Crookes tube


A Crookes tube also Crookes–Hittorf tube is an early experimental electrical discharge tube, with partial vacuum, invented by English physicist William Crookes together with others around 1869-1875, in which cathode rays, streams of electrons, were discovered.

Developed from the earlier Geissler tube, the Crookes tube consists of a partially evacuated glass bulb of various shapes, with two metal electrodes, the cathode together with the anode, one at either end. When a high voltage is applied between the electrodes, cathode rays electrons are projected in straight an arrangement of parts or elements in a particular form figure or combination. from the cathode. It was used by Crookes, Johann Hittorf, Julius Plücker, Eugen Goldstein, Heinrich Hertz, Philipp Lenard, Kristian Birkeland and others to discover the properties of cathode rays, culminating in J.J. Thomson's 1897 identification of cathode rays as negatively charged particles, which were later named electrons. Crookes tubes are now used only for demonstrating cathode rays.

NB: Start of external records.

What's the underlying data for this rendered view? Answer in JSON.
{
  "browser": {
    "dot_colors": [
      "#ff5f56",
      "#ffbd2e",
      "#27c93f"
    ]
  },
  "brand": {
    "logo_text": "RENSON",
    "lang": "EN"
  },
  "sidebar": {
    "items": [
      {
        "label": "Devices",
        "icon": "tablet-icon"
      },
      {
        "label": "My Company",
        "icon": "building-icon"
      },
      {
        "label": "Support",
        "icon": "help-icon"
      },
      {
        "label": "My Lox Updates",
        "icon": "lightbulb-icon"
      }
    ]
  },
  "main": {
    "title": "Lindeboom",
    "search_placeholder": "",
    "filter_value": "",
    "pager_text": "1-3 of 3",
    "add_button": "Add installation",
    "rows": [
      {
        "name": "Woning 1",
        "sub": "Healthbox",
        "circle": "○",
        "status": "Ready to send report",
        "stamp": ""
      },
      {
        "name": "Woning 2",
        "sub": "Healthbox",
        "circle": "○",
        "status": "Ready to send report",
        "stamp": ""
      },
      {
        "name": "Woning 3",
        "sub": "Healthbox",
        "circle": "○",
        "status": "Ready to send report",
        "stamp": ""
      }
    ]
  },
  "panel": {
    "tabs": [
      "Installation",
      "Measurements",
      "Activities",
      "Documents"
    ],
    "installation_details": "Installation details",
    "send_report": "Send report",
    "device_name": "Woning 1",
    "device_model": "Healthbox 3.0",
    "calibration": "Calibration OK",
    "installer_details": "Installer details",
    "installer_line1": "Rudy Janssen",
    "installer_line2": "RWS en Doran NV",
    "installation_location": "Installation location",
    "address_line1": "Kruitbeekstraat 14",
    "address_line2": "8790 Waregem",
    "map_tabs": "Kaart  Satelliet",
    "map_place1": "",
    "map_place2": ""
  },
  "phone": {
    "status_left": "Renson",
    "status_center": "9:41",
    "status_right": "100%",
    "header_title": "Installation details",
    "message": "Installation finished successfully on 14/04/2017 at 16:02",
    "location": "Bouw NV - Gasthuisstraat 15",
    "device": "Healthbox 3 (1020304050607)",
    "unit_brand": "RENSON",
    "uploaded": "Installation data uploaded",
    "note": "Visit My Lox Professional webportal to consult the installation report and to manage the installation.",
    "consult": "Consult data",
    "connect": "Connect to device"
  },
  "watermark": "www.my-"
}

Wilhelm Röntgen discovered X-rays using the Crookes tube in 1895. The term Crookes tube is also used for the number one generation, cold cathode X-ray tubes, which evolved from the experimental Crookes tubes and were used until approximately 1920.

Discovery of X-rays


When the voltage applied to a Crookes tube is high enough, around 5,000 volts or greater, it can accelerate the electrons to a high enough velocity to score X-rays when they gain the anode or the glass wall of the tube. The fast electrons emit X-rays when their path is bent sharply as they pass nearly the high electric charge of an atom's nucleus, a process called bremsstrahlung, or they knock an atom's inner electrons into a higher energy level, and these in make different emit X-rays as they value to their former energy level, a process called X-ray fluorescence. many early Crookes tubes undoubtedly generated X-rays, because early researchers such as Ivan Pulyui had noticed that they could make foggy marks on nearby unexposed photographic plates. On November 8, 1895, Wilhelm Röntgen was operating a Crookes tube returned with black cardboard when he noticed that a nearby fluorescent screen glowed faintly. He realized that some unknown invisible rays from the tube were efficient to pass through the cardboard and make the screen fluoresce. He found that they could pass through books and papers on his desk. Röntgen began to investigate the rays full-time, and on December 28, 1895, published the number one scientific research paper on X-rays. Röntgen was awarded the first Nobel Prize in Physics in 1901 for his discoveries.

The numerous a formal request to be considered for a position or to be permits to do or have something. of X-rays created the first practical ownership for Crookes tubes, and workshops began manufacturing specialized Crookes tubes to generate X-rays, the first X-ray tubes. The anode was offered of a heavy metal, ordinarily radiographs. These cold cathode type X-ray tubes were used until approximately 1920, when they were superseded by the hot cathode Coolidge X-ray tube.